WHAT HAPPENED IN CUBA, STAYS IN CUBA, Part Six
WHAT HAPPENED IN CUBA, STAYS IN CUBA
© Mary M. Cushnie-Mansour
The title of this blog says it all! However, this is only the case if the group of people who travel together do not have a writer in their midst!
On with the story … trip to Rau’s house! And, the final day in Cuba…
Day eight … on Saturday a small group of us went to Rau’s house to meet his family. I asked the taxi driver if he would stop by Al Capone’s place on our way––you guessed it by now––that’s right, for pictures! After my mini photo shoot, we picked up V’s friend, D. She has a boat at the marina. She and her husband purchased the boat a number of years ago; however, he passed away shortly after. D loved Cuba so much that she decided to stay on.
V had a map of Matanza, showing where Rau lived, but we still got lost. Not for long, though. Of course, I snapped pictures everywhere. The poverty would take your breath away. Our summer cottages would be mansions compared to what many Cubans live in. I managed, during a walk, to get a real glimpse behind the wooden and steel-railed doors––poverty, unadorned and simple.
The ravaged wooden door leading into Rau’s home opened into what we would consider a storage shed. It housed piles of old wood, and Rau’s workshop where he makes wood carvings for sale. I determined that I would buy some pieces from him.
All the gifts we had brought along for the family were spread out on the table, and the excitement was like a Christmas morning. The gratefulness was heartfelt. Rau has three children: Moses, Penelope, and Elizabeth. Penelope loves to draw, and she proudly showed me her art work. One of our friends had sent her some art supplies. Moses plays baseball, and V had brought him a bat and a new pair of gloves. Of course, they posed for pictures!
Rau has been working on his house for over ten years. The kitchen was quite nice, and from what we saw there were two finished bedrooms. I had no idea where the two girls slept, or the elderly aunt who lived with them in order to help care for the children while Rau’s wife worked. There was a section of the house that I guess, if one were to use their imagination, could be considered an inside open courtyard, as there was no roof. Rau showed Ed his plans for the house and said the construction probably would take another ten years or more to complete!
The household also had a pair of Chiwawas, and their baby, and a Rotti that was tied up on the third floor level. I dared not approach him, assuming by his greeting that he would have taken our limbs from under us and would not have had to eat for another week or two!
During a walk to the store, I flashed more pictures of the living conditions, of the lack of proper sewers and drainage systems––of the people. I felt guilty probing into their lives, but these pictures tell the real story of how the Cuban people have been forced to live. I managed to capture some children playing baseball in a meagre side yard, using sticks and a tennis ball.
Back at Rau’s house, plans were being made to go out for lunch.
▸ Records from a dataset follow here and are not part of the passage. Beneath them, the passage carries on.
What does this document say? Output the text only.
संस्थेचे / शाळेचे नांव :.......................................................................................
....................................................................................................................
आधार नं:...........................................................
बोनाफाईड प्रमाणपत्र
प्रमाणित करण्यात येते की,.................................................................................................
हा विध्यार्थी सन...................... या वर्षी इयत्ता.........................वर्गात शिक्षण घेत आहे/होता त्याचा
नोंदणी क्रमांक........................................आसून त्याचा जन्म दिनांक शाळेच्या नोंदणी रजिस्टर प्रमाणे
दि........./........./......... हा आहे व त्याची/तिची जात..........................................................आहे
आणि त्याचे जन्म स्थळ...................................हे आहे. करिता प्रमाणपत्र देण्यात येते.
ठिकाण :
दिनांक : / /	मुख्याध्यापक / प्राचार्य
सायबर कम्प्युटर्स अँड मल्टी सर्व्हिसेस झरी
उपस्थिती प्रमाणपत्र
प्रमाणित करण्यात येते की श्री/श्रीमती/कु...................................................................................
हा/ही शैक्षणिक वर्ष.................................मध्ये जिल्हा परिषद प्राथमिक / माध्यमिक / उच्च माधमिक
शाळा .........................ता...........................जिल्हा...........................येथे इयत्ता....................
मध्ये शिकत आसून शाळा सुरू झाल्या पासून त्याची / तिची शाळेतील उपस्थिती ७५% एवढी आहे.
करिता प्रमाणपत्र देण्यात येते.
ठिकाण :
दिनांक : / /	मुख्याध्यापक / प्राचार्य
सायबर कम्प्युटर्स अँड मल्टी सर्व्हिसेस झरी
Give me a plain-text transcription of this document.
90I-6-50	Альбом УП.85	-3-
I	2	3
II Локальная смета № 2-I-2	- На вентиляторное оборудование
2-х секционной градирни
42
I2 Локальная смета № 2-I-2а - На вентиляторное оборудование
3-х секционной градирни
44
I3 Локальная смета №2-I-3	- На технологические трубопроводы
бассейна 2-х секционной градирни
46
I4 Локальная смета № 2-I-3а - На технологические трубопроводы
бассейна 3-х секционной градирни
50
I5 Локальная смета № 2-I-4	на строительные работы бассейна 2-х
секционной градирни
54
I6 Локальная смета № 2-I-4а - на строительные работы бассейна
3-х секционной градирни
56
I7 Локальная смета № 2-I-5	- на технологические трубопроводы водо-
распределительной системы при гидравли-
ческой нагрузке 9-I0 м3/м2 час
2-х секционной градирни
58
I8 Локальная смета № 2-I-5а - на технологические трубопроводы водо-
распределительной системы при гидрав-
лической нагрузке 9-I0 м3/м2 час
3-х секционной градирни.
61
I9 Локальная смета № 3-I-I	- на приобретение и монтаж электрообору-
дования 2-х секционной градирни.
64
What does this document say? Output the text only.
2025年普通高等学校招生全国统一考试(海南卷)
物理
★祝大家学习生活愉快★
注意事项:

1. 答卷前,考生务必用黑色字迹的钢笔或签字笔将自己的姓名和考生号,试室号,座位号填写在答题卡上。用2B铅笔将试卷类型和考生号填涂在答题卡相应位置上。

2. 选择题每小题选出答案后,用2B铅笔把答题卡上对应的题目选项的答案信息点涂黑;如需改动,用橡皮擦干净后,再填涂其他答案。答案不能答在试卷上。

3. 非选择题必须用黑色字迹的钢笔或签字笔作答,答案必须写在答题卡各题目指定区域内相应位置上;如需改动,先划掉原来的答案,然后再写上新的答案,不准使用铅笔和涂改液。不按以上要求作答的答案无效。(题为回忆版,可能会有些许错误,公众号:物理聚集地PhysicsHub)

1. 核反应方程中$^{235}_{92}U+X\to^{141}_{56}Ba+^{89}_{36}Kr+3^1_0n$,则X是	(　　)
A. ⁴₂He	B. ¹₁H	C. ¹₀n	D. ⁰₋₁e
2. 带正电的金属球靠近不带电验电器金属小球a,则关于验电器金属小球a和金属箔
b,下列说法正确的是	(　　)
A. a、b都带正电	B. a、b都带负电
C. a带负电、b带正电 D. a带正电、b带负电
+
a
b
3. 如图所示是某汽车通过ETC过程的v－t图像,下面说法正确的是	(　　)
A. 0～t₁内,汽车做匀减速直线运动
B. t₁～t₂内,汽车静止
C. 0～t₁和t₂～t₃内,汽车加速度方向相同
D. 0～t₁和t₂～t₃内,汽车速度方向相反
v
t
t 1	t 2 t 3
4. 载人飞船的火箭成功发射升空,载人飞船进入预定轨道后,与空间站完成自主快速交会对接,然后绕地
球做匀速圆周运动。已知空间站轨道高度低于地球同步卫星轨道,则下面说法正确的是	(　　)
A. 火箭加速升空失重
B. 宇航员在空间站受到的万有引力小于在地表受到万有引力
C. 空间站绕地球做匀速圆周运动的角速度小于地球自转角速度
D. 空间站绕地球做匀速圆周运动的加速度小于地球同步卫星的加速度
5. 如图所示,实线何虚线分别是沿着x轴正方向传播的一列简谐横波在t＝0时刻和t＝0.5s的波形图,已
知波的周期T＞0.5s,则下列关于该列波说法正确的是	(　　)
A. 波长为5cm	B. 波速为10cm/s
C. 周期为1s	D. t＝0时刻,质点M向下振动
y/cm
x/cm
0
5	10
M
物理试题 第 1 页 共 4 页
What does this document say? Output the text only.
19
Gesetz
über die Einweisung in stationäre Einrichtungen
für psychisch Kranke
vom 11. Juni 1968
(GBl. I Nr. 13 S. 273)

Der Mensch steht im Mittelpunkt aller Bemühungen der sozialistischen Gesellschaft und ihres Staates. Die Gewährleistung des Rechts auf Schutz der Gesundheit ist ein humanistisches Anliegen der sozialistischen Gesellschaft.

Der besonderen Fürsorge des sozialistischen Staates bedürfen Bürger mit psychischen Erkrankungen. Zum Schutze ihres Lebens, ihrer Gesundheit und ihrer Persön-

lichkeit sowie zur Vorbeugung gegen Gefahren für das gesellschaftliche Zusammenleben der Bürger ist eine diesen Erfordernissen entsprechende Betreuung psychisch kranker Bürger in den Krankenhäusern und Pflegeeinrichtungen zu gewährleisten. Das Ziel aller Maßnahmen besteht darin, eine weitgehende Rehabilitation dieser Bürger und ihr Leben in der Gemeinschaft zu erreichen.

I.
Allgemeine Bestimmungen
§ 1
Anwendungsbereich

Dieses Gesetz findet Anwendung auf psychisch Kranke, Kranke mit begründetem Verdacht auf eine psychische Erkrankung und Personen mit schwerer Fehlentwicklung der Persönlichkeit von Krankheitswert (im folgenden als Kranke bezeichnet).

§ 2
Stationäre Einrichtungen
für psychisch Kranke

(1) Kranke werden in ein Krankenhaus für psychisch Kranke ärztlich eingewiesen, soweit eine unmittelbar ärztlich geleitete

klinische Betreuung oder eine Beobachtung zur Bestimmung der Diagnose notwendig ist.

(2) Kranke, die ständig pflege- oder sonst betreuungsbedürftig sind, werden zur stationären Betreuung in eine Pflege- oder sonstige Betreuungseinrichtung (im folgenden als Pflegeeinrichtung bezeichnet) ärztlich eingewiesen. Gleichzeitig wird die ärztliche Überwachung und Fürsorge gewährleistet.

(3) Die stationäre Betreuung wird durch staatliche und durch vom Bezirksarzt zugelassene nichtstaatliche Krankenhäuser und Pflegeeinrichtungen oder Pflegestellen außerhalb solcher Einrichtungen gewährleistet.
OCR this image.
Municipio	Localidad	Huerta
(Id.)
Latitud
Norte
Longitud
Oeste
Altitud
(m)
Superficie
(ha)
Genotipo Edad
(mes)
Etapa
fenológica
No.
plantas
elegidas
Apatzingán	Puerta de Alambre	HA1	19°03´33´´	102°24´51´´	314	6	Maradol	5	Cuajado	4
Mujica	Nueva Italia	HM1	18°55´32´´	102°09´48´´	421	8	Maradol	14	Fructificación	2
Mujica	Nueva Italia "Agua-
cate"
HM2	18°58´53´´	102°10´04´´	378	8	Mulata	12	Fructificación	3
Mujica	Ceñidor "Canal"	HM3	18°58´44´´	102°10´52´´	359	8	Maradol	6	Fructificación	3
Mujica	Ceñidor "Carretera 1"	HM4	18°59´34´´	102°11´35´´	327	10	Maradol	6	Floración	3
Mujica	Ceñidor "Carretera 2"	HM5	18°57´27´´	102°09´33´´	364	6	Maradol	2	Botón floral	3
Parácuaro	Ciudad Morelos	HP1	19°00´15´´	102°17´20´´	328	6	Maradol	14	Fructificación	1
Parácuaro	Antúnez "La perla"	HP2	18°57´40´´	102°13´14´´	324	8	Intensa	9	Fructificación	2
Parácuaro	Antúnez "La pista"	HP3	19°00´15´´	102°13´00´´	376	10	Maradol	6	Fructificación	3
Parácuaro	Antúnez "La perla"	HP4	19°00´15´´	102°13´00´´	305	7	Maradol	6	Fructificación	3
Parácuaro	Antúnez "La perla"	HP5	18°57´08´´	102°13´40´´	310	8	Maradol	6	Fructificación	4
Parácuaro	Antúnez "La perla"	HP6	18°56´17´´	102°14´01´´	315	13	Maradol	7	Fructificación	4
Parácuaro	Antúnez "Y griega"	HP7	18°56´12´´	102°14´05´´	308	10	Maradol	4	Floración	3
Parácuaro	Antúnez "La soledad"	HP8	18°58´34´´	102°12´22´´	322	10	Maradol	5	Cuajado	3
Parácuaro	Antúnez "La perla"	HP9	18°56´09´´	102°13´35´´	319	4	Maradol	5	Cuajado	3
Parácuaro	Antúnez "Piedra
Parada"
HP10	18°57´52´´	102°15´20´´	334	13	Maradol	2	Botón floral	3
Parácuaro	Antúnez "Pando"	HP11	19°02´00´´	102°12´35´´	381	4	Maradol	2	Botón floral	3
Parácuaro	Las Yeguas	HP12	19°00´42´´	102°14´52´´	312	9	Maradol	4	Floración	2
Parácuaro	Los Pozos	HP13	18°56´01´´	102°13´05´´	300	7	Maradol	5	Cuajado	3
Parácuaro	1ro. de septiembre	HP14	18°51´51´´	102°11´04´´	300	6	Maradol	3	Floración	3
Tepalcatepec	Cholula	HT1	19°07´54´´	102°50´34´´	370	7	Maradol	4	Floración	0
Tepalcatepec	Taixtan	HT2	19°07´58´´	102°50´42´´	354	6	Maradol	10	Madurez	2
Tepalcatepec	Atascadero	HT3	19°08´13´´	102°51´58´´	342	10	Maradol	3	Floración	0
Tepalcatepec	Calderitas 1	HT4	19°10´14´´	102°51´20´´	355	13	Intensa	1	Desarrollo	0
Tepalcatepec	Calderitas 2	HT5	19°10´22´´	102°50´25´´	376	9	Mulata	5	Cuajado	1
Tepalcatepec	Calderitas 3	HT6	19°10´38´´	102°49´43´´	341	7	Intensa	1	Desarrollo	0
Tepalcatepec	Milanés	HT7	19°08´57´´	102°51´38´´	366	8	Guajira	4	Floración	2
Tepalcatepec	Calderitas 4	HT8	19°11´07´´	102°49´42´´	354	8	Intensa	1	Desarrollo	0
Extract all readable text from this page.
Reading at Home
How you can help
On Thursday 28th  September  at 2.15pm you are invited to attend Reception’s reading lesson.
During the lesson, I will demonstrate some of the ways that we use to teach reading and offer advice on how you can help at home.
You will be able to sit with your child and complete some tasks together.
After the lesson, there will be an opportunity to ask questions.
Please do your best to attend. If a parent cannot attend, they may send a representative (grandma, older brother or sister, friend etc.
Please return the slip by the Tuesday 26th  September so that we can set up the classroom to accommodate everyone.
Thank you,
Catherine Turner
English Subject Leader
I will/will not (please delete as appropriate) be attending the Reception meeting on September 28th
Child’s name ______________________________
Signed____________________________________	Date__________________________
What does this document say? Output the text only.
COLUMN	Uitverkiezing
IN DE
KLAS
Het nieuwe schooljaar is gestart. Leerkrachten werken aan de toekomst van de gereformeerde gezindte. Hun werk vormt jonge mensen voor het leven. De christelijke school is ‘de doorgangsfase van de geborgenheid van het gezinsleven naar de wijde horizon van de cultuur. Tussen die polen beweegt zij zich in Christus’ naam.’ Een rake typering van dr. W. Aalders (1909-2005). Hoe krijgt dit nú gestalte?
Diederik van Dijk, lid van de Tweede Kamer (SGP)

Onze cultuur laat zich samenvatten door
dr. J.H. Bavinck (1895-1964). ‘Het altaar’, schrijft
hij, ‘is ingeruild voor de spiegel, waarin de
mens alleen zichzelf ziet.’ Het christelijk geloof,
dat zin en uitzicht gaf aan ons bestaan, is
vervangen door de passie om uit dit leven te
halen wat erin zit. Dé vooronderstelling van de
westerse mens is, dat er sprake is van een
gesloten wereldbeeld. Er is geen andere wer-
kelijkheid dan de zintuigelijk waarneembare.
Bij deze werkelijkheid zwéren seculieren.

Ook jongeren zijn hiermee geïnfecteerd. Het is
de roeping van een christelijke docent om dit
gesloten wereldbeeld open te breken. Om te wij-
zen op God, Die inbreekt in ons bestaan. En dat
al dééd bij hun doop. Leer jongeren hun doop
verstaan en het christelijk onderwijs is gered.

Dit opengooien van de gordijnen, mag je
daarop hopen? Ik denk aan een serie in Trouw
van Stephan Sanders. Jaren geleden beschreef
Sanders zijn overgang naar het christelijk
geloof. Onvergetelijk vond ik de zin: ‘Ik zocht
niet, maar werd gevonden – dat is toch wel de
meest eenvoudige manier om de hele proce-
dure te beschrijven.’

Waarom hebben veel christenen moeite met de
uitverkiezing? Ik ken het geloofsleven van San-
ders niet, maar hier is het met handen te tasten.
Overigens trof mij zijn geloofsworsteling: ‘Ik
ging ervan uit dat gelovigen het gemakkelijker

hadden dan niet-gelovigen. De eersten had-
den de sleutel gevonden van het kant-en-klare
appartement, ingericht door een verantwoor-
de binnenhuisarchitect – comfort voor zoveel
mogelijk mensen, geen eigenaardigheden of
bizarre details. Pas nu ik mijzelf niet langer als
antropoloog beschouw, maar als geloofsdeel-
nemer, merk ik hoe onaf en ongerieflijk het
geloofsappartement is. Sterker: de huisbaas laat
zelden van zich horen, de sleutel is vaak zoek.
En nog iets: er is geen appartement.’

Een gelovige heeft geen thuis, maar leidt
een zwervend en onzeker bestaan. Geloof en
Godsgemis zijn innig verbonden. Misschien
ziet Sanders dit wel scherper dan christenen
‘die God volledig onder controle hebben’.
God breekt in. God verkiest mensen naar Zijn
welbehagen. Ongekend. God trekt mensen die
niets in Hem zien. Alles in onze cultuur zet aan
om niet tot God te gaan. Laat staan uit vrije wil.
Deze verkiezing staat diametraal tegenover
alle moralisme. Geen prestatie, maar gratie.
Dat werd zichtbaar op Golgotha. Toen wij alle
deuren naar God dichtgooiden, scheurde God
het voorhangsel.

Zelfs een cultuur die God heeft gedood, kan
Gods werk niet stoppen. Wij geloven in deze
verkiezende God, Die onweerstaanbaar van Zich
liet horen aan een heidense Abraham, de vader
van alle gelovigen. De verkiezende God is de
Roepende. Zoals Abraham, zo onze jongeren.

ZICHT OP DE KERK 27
It took forever, as decisions were being made on Cuban time! Finally, two taxis were called (one of them belonged to Rau), and we crammed in 18 people (including the drivers), and then headed off to a special destination. Rau’s wife just smiled and said it was a surprise. It is inconceivable that the old 1950’s and 1960’s cars are still running, although the air is rank with gasoline fumes! After meandering down a country road, we arrived to a beautiful park––the surprise.
Upon arrival there, I was sad that I had asked to leave Rau’s by 3:00. We sent a message to our cab driver to extend our pick-up time to 4:00––5:00 would have been better, though. We had another fabulous Cuban meal. The meal was provided with plates of sweet potato chips for us to nibble on before our main course came. Ed and I shared a shrimp and chicken dish. Our meat was cooked on an enormous outdoor barbeque. The taxis returned for us at 3:30 and transported us back to Rau’s. I purchased several wooden pieces as gifts for my kids, and Rau wrapped them for me. Our taxi arrived shortly after 4:00 and we were finally on our way at about 4:45. It takes a long time to say goodbye to people in Cuba. I promised Penelope to send her some art supplies.
Back at the hotel, we played cards and then hit the bed early as six of us were supposed to go on the Catamaran on Sunday––our last excursion!
Day nine … Rain clouds crowded the sky and released their droplets to the earth. We decided to cancel our Catamaran trip. Luckily, we got our money refunded. The sun came out from behind the clouds later that morning, so the six of us headed downtown to do some shopping. We found a charming restaurant and were served up a delicious lunch. Once again, I had shrimp; I couldn’t get enough of the shrimp from the restaurants in Cuba (the resort shrimp was nothing to be desired). I managed to pick up some more souvenirs for the kids and my friends, so, despite not getting on the Catamaran trip, it was a perfect day.
Back at the resort, we played some more cards and then six of us took a walk on the beach. I snapped several more pictures, again, and captured a beautiful sunset. After supper, we hung out for a few laughs. Two of the young men who were MC’s for the evening shows were sitting at our table and it became quite the party. One young fellow really got into the joviality. At one point, he jumped up and called C his “Papa!” It was hilarious. We attended the Cabaret Theatre show, and then headed off to bed.
So, here I come, almost to the end of our trip … it is day ten. We are packed, and all our suitcases are in one room as we had to be out of our rooms by noon, and our bus was not arriving until after supper. Some of us chilled out by the pool, I had a swim and caught up on some of my journaling.
On the bus to the airport, the guide said that they hoped we had a fabulous time in Cuba. He instructed us as to what we were to do once we got to the airport. As Ed and I were in line waiting to get our boarding pass, a couple from Canada was short $20.00 and was desperately asking people to loan them the money––they would send the benefactor a cheque. Ed gave the man a 20, and also our business card with our address. In a world where sometimes one expects to never see that 20 again, we were surprised to get a cheque in the mail a couple weeks later––faith in human honesty confirmed.
Fortunately, our photos matched up with the pictures that had been taken upon our entrance into Cuba, and we passed through and onto our plane. I was amazed that Sunwing had remembered to provide me with a gluten free meal (request had been put in by the flight attendant from our flight down to Cuba). We were picked up at the airport by the pre-arranged cab and arrived home in our driveway at about 3:30 a.m.
At that point, another adventure began. But, that is another story, for another time.